Date: Thu, 10 Dec 1992 01:20:52 Re: 3.964 Queries: Wannabe, ...
From: "Vern M. Lindblad" <vernmlu.washington.edu>
Subject: Re: 3.964 Queries: Wannabe, ...

In Linguist List 3.964, Larry Horn (LHORNYALEVM.BITNET) discusses some
peculiarities of the term 'wannabe', and states:

> "I would also speculate that the singular is back-formed from the plural,
> given the morphology (*a Chomsky wantsabe)."

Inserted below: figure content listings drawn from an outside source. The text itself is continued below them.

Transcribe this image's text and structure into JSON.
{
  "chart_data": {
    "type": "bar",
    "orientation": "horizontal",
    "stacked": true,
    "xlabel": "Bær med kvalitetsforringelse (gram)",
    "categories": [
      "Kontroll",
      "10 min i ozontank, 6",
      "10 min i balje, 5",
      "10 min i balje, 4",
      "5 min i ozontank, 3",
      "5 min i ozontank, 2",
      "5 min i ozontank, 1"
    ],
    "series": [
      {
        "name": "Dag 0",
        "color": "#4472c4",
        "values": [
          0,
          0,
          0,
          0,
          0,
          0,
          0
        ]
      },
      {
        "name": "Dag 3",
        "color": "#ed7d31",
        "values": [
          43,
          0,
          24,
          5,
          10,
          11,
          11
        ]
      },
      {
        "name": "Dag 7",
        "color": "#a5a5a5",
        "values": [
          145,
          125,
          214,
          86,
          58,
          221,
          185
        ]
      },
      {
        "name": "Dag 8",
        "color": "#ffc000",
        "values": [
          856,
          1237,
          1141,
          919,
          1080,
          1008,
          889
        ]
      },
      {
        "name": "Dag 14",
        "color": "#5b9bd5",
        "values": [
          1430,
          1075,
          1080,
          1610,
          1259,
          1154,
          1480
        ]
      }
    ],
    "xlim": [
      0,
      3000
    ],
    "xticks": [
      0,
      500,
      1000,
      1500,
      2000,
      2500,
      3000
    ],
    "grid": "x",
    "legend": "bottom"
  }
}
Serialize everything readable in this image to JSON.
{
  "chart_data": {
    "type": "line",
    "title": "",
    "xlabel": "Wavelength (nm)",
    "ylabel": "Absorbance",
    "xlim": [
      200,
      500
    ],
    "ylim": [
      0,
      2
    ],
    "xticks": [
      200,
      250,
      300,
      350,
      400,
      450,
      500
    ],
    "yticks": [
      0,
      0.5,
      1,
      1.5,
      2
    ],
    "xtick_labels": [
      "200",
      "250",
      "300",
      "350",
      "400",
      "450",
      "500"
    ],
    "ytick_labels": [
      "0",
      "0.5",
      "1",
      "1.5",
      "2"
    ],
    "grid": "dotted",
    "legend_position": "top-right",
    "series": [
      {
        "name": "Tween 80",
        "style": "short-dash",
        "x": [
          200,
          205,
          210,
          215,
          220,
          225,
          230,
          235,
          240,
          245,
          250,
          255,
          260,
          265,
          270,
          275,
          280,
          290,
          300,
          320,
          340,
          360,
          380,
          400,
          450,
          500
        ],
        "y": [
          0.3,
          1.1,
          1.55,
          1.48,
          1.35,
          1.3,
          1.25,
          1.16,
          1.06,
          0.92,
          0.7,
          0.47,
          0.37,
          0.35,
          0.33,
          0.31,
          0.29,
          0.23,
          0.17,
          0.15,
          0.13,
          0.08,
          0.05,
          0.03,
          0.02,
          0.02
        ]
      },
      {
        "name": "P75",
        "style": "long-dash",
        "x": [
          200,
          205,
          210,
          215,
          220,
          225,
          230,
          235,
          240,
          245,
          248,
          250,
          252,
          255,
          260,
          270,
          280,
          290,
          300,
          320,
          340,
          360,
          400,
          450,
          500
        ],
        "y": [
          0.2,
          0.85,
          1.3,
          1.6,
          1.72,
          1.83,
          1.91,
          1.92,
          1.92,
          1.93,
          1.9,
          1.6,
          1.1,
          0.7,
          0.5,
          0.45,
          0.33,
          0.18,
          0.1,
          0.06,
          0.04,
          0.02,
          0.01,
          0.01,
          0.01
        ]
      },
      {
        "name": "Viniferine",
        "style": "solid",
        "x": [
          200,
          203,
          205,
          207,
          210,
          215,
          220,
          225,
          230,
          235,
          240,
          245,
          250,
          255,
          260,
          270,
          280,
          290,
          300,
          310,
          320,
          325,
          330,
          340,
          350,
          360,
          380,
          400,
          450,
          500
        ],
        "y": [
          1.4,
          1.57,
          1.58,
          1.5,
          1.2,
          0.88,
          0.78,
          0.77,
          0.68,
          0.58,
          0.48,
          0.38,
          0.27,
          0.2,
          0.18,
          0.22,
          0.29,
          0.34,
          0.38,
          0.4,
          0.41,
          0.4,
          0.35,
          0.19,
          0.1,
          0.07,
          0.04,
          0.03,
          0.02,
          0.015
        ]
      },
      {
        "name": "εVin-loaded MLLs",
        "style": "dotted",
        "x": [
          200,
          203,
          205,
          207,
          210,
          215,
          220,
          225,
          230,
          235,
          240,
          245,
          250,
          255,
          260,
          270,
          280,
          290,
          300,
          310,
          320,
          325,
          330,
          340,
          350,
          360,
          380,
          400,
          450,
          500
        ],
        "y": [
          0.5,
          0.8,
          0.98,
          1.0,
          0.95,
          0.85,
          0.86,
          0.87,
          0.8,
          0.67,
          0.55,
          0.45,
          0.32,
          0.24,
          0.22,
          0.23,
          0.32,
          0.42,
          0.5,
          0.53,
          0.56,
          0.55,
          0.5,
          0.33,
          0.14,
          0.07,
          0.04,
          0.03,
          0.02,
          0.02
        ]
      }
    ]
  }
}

I think that he is correct to draw the conclusion that the absence of the
-s- means that this can't be derived from the 3rd sing. form, but wrong in
his speculation that the plural is its source. I have an intuition that
the true source is actually the 1st sing. form, and envisage a
prototypical scenario of the following sort:

Setting: X and Y just attended a rock concert by Z, and now are walking
down the sidewalk.

X says: "I wanna be Z."
X then strikes a pose typical of Z, and starts playing air-guitar.
W approaches, and looks quizically at X.
Y explains to W, "He's a Z-wannabe."

This puts the absolute minimum possible load on Y's lexicon, since all Y
adds is "He's a ..." and the format.

Does anyone else out there share my intuitions about this?